Kind of homology class in differential geometry

In differential geometry, a Hodge cycle or Hodge class is a particular kind of homology class defined on a complex algebraic variety V, or more generally on a Kähler manifold. A homology class x in a homology group

$H_k(V, \Complex) = H$

where V is a non-singular complex algebraic variety or Kähler manifold is a Hodge cycle, provided it satisfies two conditions. Firstly, k is an even integer $2p$, and in the direct sum decomposition of H shown to exist in Hodge theory, x is purely of type $(p,p)$. Secondly, x is a rational class, in the sense that it lies in the image of the abelian group homomorphism

$H_k(V, \Q) \to H$

defined in algebraic topology (as a special case of the universal coefficient theorem). The conventional term Hodge cycle therefore is slightly inaccurate, in that x is considered as a class (modulo boundaries); but this is normal usage.
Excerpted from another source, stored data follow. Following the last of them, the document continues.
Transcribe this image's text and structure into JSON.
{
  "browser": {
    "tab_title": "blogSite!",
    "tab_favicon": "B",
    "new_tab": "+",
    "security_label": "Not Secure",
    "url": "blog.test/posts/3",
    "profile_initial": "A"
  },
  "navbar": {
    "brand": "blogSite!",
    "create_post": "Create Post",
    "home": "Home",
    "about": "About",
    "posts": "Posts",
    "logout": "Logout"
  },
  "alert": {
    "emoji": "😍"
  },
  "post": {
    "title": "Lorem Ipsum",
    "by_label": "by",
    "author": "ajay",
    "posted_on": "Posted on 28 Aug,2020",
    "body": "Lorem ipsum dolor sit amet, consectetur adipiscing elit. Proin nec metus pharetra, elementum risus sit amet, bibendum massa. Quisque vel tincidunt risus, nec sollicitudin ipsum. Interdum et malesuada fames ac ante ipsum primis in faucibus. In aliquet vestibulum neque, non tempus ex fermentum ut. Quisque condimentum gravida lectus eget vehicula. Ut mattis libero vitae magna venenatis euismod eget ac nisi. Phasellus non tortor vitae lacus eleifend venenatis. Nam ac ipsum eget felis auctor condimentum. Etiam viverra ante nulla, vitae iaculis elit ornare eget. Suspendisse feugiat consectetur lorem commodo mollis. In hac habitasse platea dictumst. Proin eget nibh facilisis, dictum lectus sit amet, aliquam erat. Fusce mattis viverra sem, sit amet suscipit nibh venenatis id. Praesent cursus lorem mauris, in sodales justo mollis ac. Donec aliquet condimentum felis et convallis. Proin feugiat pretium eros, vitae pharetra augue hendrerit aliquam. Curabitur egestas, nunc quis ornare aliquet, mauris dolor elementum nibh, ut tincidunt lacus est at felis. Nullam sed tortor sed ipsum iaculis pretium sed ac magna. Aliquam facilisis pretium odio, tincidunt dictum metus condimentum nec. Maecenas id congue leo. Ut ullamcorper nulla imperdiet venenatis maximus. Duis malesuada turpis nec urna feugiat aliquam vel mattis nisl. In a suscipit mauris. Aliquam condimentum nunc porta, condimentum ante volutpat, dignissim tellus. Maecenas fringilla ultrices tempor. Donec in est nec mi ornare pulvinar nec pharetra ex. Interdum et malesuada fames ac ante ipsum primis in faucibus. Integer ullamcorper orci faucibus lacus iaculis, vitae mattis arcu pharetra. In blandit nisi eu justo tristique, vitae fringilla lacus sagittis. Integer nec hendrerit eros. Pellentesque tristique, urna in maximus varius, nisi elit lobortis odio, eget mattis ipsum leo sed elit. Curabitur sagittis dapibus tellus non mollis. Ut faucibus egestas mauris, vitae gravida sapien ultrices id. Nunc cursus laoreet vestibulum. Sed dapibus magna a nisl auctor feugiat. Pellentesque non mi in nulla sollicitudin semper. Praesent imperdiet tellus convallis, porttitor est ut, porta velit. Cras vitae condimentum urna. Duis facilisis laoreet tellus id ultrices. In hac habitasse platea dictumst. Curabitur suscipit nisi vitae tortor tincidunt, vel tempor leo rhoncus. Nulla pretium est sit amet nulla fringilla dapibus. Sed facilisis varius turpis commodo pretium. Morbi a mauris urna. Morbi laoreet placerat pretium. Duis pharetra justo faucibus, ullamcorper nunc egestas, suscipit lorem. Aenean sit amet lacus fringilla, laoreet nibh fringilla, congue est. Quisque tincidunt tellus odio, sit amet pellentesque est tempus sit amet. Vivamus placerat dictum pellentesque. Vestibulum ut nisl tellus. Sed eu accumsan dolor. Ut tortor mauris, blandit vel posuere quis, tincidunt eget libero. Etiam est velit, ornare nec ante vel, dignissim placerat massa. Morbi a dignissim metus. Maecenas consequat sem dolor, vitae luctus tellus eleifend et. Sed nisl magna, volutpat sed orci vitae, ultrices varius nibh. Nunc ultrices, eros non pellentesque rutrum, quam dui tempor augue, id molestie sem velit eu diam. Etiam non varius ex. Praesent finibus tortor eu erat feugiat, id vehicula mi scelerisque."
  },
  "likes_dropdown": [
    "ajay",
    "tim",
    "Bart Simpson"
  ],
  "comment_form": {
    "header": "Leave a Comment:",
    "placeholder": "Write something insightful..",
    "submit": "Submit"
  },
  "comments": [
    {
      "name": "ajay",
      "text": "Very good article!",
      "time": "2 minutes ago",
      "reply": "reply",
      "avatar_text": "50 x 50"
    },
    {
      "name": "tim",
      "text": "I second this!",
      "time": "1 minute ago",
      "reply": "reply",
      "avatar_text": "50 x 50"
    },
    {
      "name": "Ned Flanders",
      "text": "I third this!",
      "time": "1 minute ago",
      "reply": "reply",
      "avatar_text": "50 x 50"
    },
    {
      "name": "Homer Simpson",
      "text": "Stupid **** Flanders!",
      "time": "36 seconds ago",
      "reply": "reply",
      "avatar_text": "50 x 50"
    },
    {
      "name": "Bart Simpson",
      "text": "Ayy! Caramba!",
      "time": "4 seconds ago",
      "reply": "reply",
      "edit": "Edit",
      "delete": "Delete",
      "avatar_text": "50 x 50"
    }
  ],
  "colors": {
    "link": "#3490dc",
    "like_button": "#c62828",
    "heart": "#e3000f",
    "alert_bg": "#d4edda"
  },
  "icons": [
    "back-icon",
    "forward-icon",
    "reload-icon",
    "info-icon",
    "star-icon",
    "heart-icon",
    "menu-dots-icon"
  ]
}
The importance of Hodge cycles lies primarily in the Hodge conjecture, to the effect that Hodge cycles should always be algebraic cycles, for V a complete algebraic variety. This is an unsolved problem, one of the Millennium Prize Problems. It is known that being a Hodge cycle is a necessary condition to be an algebraic cycle that is rational, and numerous particular cases of the conjecture are known.